Will the dynamic be towards getting rid of private healthcare, maintaining a permanent living relationship, or going back to what it was like before?
Because of the generalised support that exists for public health, spending will have to jump back to levels before the 2008 economic crisis. Even conservative governments will have to do that.
What kind of economic measures has the government enacted?
Emergency economic measures have been taken regarding income support for people who have lost jobs. But whole sections of the workforce are not going to get protection from what the government is saying will be the biggest economic package since World War II.
Income support will be provided through the social security system, but this is a social safety net with big holes in it for the poorest, the most vulnerable people, as well as the self-employed and casualised workers, particularly in tourism and hotel cleaning, where the workforce is mostly women and mostly migrants.
Unless the Spanish state fixes it fast, up to 3 million people will fall through the gaps.
Similarly, all mortgage payments have been suspended, which is good, but the big problem is that a majority of people pay rent and nothing has changed there. The Platform for Mortgage Victims has said there should be a moratorium on rent, while this crisis goes on.

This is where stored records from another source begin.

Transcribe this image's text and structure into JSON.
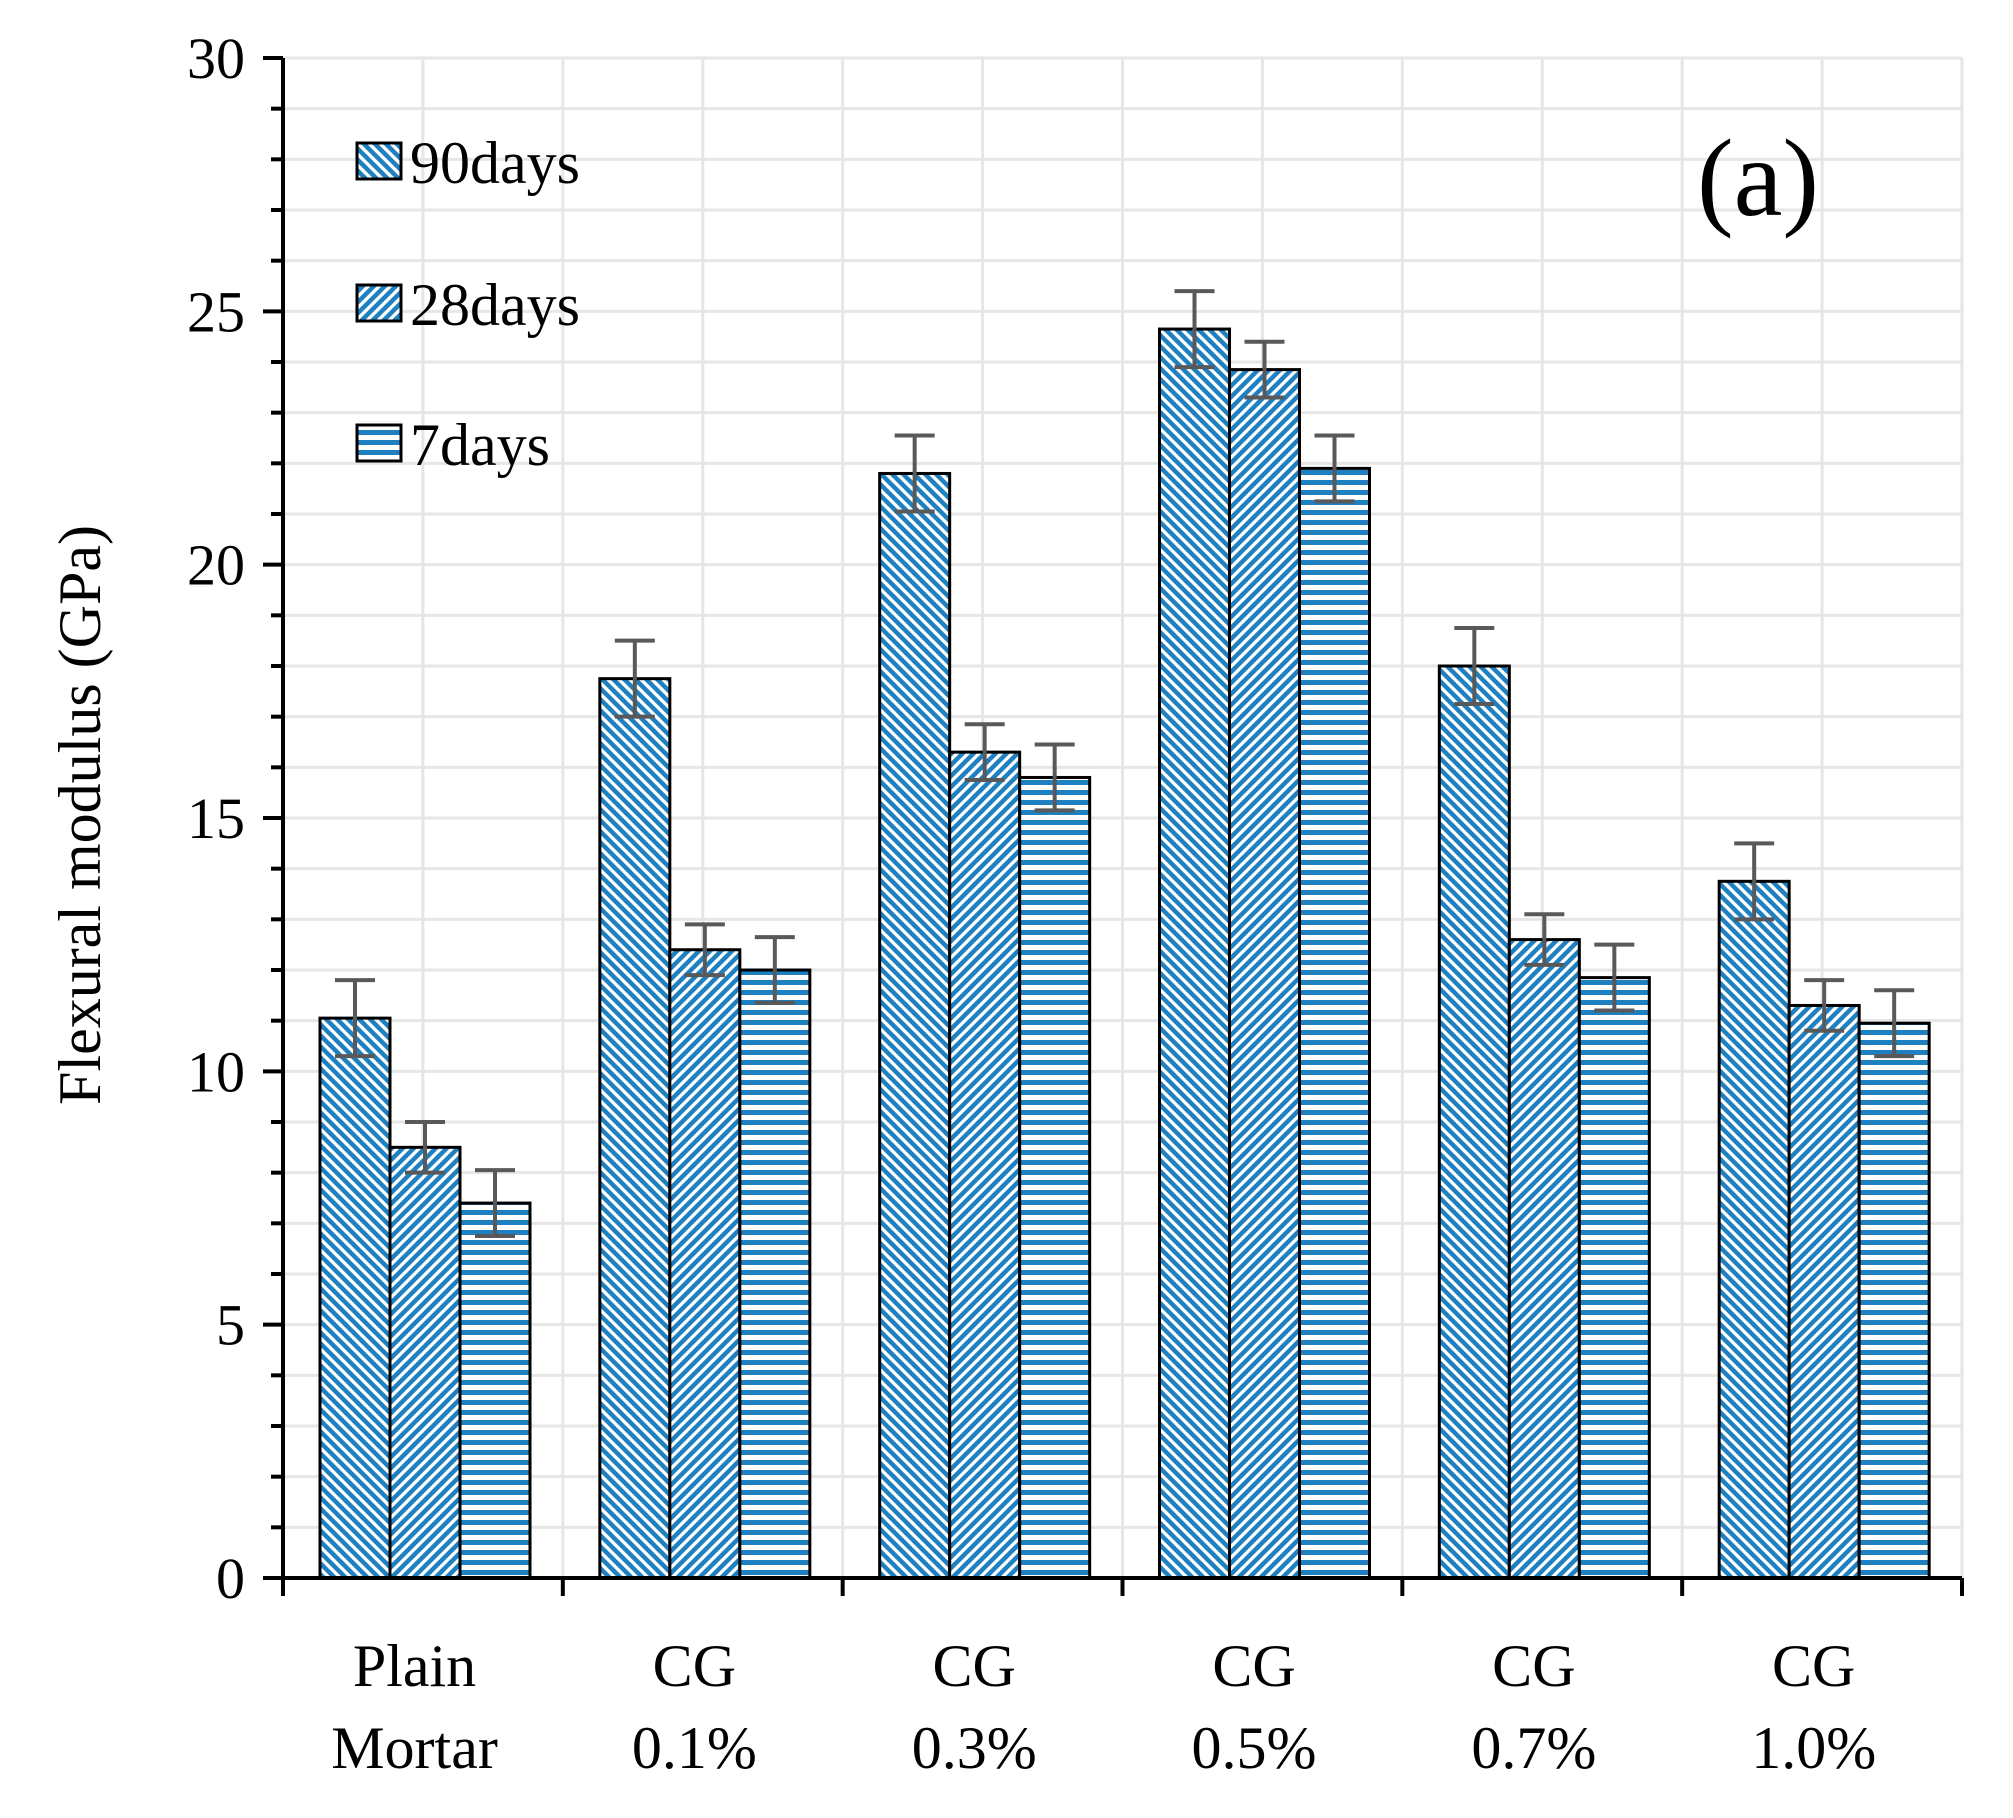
{
  "chart_data": {
    "type": "bar",
    "title": "",
    "panel_label": "(a)",
    "xlabel": "",
    "ylabel": "Flexural modulus (GPa)",
    "ylim": [
      0,
      30
    ],
    "yticks": [
      0,
      5,
      10,
      15,
      20,
      25,
      30
    ],
    "grid": true,
    "legend_position": "top-left",
    "categories": [
      [
        "Plain",
        "Mortar"
      ],
      [
        "CG",
        "0.1%"
      ],
      [
        "CG",
        "0.3%"
      ],
      [
        "CG",
        "0.5%"
      ],
      [
        "CG",
        "0.7%"
      ],
      [
        "CG",
        "1.0%"
      ]
    ],
    "series": [
      {
        "name": "90days",
        "values": [
          11.05,
          17.75,
          21.8,
          24.65,
          18.0,
          13.75
        ],
        "errors": [
          0.75,
          0.75,
          0.75,
          0.75,
          0.75,
          0.75
        ],
        "pattern": "diag-down",
        "color": "#1e7fc1"
      },
      {
        "name": "28days",
        "values": [
          8.5,
          12.4,
          16.3,
          23.85,
          12.6,
          11.3
        ],
        "errors": [
          0.5,
          0.5,
          0.55,
          0.55,
          0.5,
          0.5
        ],
        "pattern": "diag-up",
        "color": "#1e7fc1"
      },
      {
        "name": "7days",
        "values": [
          7.4,
          12.0,
          15.8,
          21.9,
          11.85,
          10.95
        ],
        "errors": [
          0.65,
          0.65,
          0.65,
          0.65,
          0.65,
          0.65
        ],
        "pattern": "horizontal",
        "color": "#1e7fc1"
      }
    ],
    "error_bar_color": "#595959"
  }
}
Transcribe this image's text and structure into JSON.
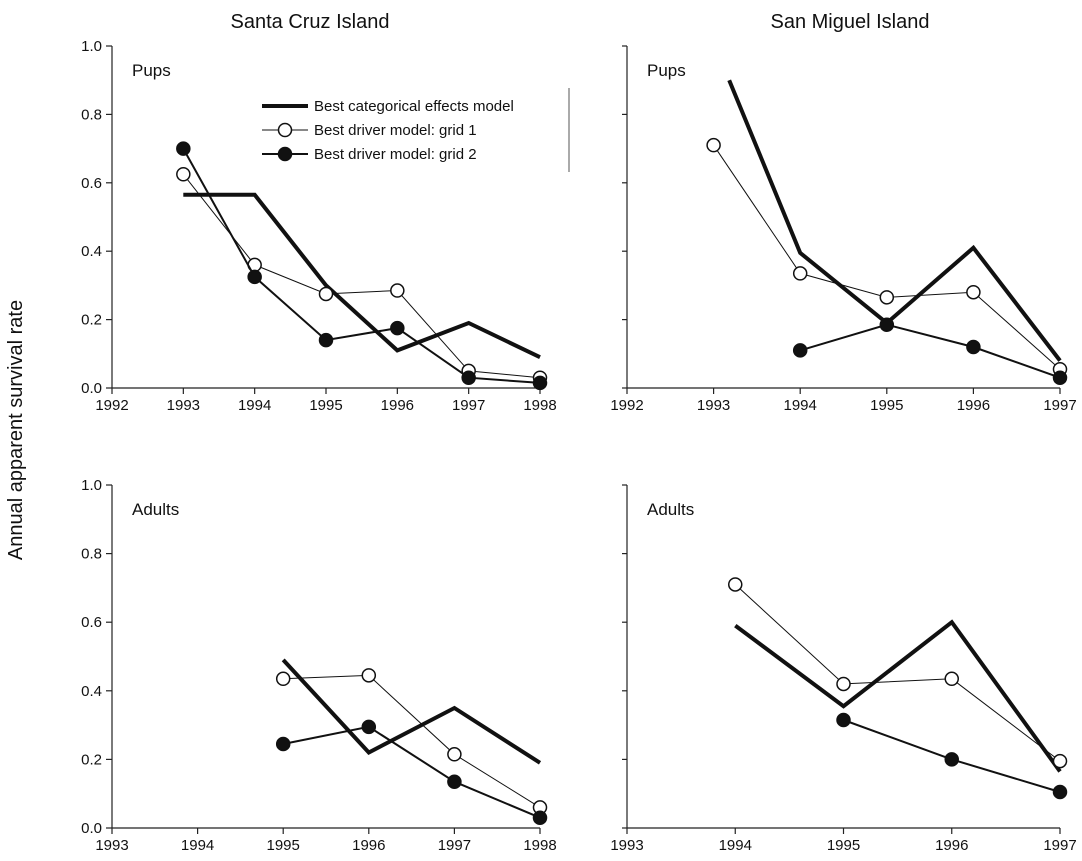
{
  "figure": {
    "ylabel": "Annual apparent survival rate",
    "colors": {
      "ink": "#111111",
      "open_fill": "#ffffff",
      "axis": "#222222"
    }
  },
  "legend": {
    "entries": [
      {
        "label": "Best categorical effects model",
        "style": "thick"
      },
      {
        "label": "Best driver model: grid 1",
        "style": "open"
      },
      {
        "label": "Best driver model: grid 2",
        "style": "filled"
      }
    ]
  },
  "chart_data": [
    {
      "type": "line",
      "column_title": "Santa Cruz Island",
      "panel_label": "Pups",
      "xlim": [
        1992,
        1998
      ],
      "ylim": [
        0,
        1
      ],
      "xticks": [
        "1992",
        "1993",
        "1994",
        "1995",
        "1996",
        "1997",
        "1998"
      ],
      "yticks": [
        "0.0",
        "0.2",
        "0.4",
        "0.6",
        "0.8",
        "1.0"
      ],
      "series": [
        {
          "name": "Best categorical effects model",
          "style": "thick",
          "x": [
            1993,
            1994,
            1995,
            1996,
            1997,
            1998
          ],
          "y": [
            0.565,
            0.565,
            0.3,
            0.11,
            0.19,
            0.09
          ]
        },
        {
          "name": "Best driver model: grid 1",
          "style": "open",
          "x": [
            1993,
            1994,
            1995,
            1996,
            1997,
            1998
          ],
          "y": [
            0.625,
            0.36,
            0.275,
            0.285,
            0.05,
            0.03
          ]
        },
        {
          "name": "Best driver model: grid 2",
          "style": "filled",
          "x": [
            1993,
            1994,
            1995,
            1996,
            1997,
            1998
          ],
          "y": [
            0.7,
            0.325,
            0.14,
            0.175,
            0.03,
            0.015
          ]
        }
      ]
    },
    {
      "type": "line",
      "column_title": "San Miguel Island",
      "panel_label": "Pups",
      "xlim": [
        1992,
        1997
      ],
      "ylim": [
        0,
        1
      ],
      "xticks": [
        "1992",
        "1993",
        "1994",
        "1995",
        "1996",
        "1997"
      ],
      "yticks": [
        "0.0",
        "0.2",
        "0.4",
        "0.6",
        "0.8",
        "1.0"
      ],
      "series": [
        {
          "name": "Best categorical effects model",
          "style": "thick",
          "x": [
            1993.18,
            1994,
            1995,
            1996,
            1997
          ],
          "y": [
            0.9,
            0.395,
            0.19,
            0.41,
            0.08
          ]
        },
        {
          "name": "Best driver model: grid 1",
          "style": "open",
          "x": [
            1993,
            1994,
            1995,
            1996,
            1997
          ],
          "y": [
            0.71,
            0.335,
            0.265,
            0.28,
            0.055
          ]
        },
        {
          "name": "Best driver model: grid 2",
          "style": "filled",
          "x": [
            1994,
            1995,
            1996,
            1997
          ],
          "y": [
            0.11,
            0.185,
            0.12,
            0.03
          ]
        }
      ]
    },
    {
      "type": "line",
      "column_title": "",
      "panel_label": "Adults",
      "xlim": [
        1993,
        1998
      ],
      "ylim": [
        0,
        1
      ],
      "xticks": [
        "1993",
        "1994",
        "1995",
        "1996",
        "1997",
        "1998"
      ],
      "yticks": [
        "0.0",
        "0.2",
        "0.4",
        "0.6",
        "0.8",
        "1.0"
      ],
      "series": [
        {
          "name": "Best categorical effects model",
          "style": "thick",
          "x": [
            1995,
            1996,
            1997,
            1998
          ],
          "y": [
            0.49,
            0.22,
            0.35,
            0.19
          ]
        },
        {
          "name": "Best driver model: grid 1",
          "style": "open",
          "x": [
            1995,
            1996,
            1997,
            1998
          ],
          "y": [
            0.435,
            0.445,
            0.215,
            0.06
          ]
        },
        {
          "name": "Best driver model: grid 2",
          "style": "filled",
          "x": [
            1995,
            1996,
            1997,
            1998
          ],
          "y": [
            0.245,
            0.295,
            0.135,
            0.03
          ]
        }
      ]
    },
    {
      "type": "line",
      "column_title": "",
      "panel_label": "Adults",
      "xlim": [
        1993,
        1997
      ],
      "ylim": [
        0,
        1
      ],
      "xticks": [
        "1993",
        "1994",
        "1995",
        "1996",
        "1997"
      ],
      "yticks": [
        "0.0",
        "0.2",
        "0.4",
        "0.6",
        "0.8",
        "1.0"
      ],
      "series": [
        {
          "name": "Best categorical effects model",
          "style": "thick",
          "x": [
            1994,
            1995,
            1996,
            1997
          ],
          "y": [
            0.59,
            0.355,
            0.6,
            0.165
          ]
        },
        {
          "name": "Best driver model: grid 1",
          "style": "open",
          "x": [
            1994,
            1995,
            1996,
            1997
          ],
          "y": [
            0.71,
            0.42,
            0.435,
            0.195
          ]
        },
        {
          "name": "Best driver model: grid 2",
          "style": "filled",
          "x": [
            1995,
            1996,
            1997
          ],
          "y": [
            0.315,
            0.2,
            0.105
          ]
        }
      ]
    }
  ]
}
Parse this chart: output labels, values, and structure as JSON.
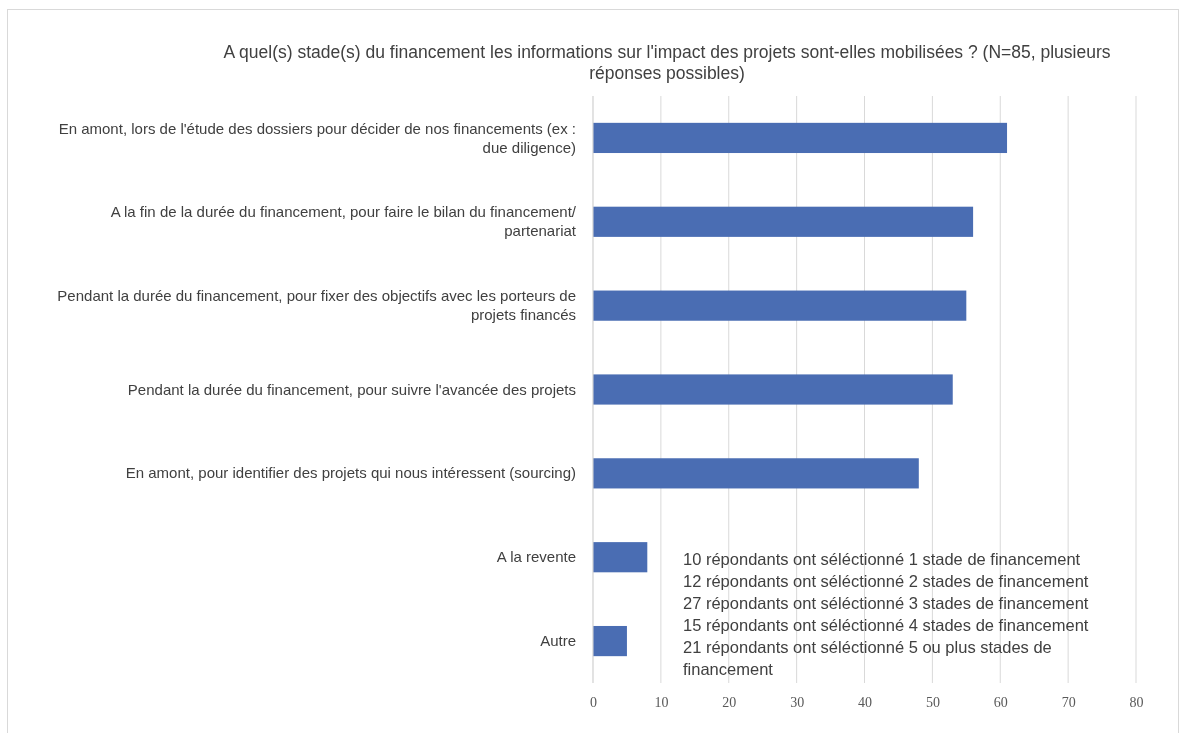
{
  "chart_data": {
    "type": "bar",
    "orientation": "horizontal",
    "title": "A quel(s) stade(s) du financement les informations sur l'impact des projets sont-elles mobilisées ? (N=85, plusieurs réponses possibles)",
    "categories": [
      "En amont, lors de l'étude des dossiers pour décider de nos financements (ex : due diligence)",
      "A la fin de la durée du financement, pour faire le bilan du financement/ partenariat",
      "Pendant la durée du financement, pour fixer des objectifs avec les porteurs de projets financés",
      "Pendant la durée du financement, pour suivre l'avancée des projets",
      "En amont, pour identifier des projets qui nous intéressent (sourcing)",
      "A la revente",
      "Autre"
    ],
    "values": [
      61,
      56,
      55,
      53,
      48,
      8,
      5
    ],
    "color": "#4a6db3",
    "xlim": [
      0,
      80
    ],
    "xticks": [
      0,
      10,
      20,
      30,
      40,
      50,
      60,
      70,
      80
    ],
    "grid": "x",
    "annotations": [
      "10 répondants ont séléctionné 1 stade de financement",
      "12 répondants ont séléctionné 2 stades de financement",
      "27 répondants ont séléctionné 3 stades de financement",
      "15 répondants ont séléctionné 4 stades de financement",
      "21 répondants ont séléctionné 5 ou plus stades de financement"
    ]
  }
}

People are also asking what is going to be done once coronavirus is in prisons. The response to date has been that there will be lockdowns. Prison guards are saying they don't have enough equipment, so there's potential there for a very bad situation.
Another issue is the refugees locked in internment centres. Many are saying they should be released because there are places they can go. There is quite a strong sentiment that “we're all in this together”, which leads many to ask: “Well, what about those locked up in detention centres?”
In the immediate term, public spending will be focused on emergency measures. But the case has to be made that such investment is directed towards transiting to a sustainable green economy, through investment in green technology, sustainable energy, transport, conversion of agriculture from industrial agriculture to locally-based organic agriculture, among other things.
Can you give us a sense of how unions and communities are organising or expressing solidarity in this time of crisis?
One important example is that every night, at 8pm, across Catalonia and across the Spanish state, people go out on their balconies and applaud health workers. It's not just a little token thing, the noise is deafening.
Unions are, of course, focused on their members that are going to be stood down and correctly so, but I don't get the sense unions are doing much in terms of broader solidarity.
Here, much of the solidarity is organised through neighbourhood assemblies and committees, which are very strong in Spain, but particularly strong in Catalonia, where people are volunteering and setting up networks to help the sick, the elderly and the disabled in their area.
My local neighbourhood committee has a map of all the people who need the most help and a list of volunteers. The aim is to make sure that no one is left alone, so they ring up, visit and speak to people over the intercom to make sure they are ok.
You also get expressions of solidarity in local supermarkets, where workers have put up advertisements asking people to make sure that people in their building are all ok, and explaining that they can deliver food to those in need.
The other noticeable thing has been the response to the calls for retired medical personnel, doctors, nurses and final-year medical students to volunteer. There was a big response to that.
What is the sense among people about what the future holds?
Among some people there is a sentiment that this will all be over in a month and we will just go back to normal again. But, among broad layers of people there is sentiment that we had this coming, because society can't go on living like this.
There will be a fight between those who want everything to just go back to normal and those who believe things cannot remain the same. In this sense, I think we are at a turning point in politics for the whole planet.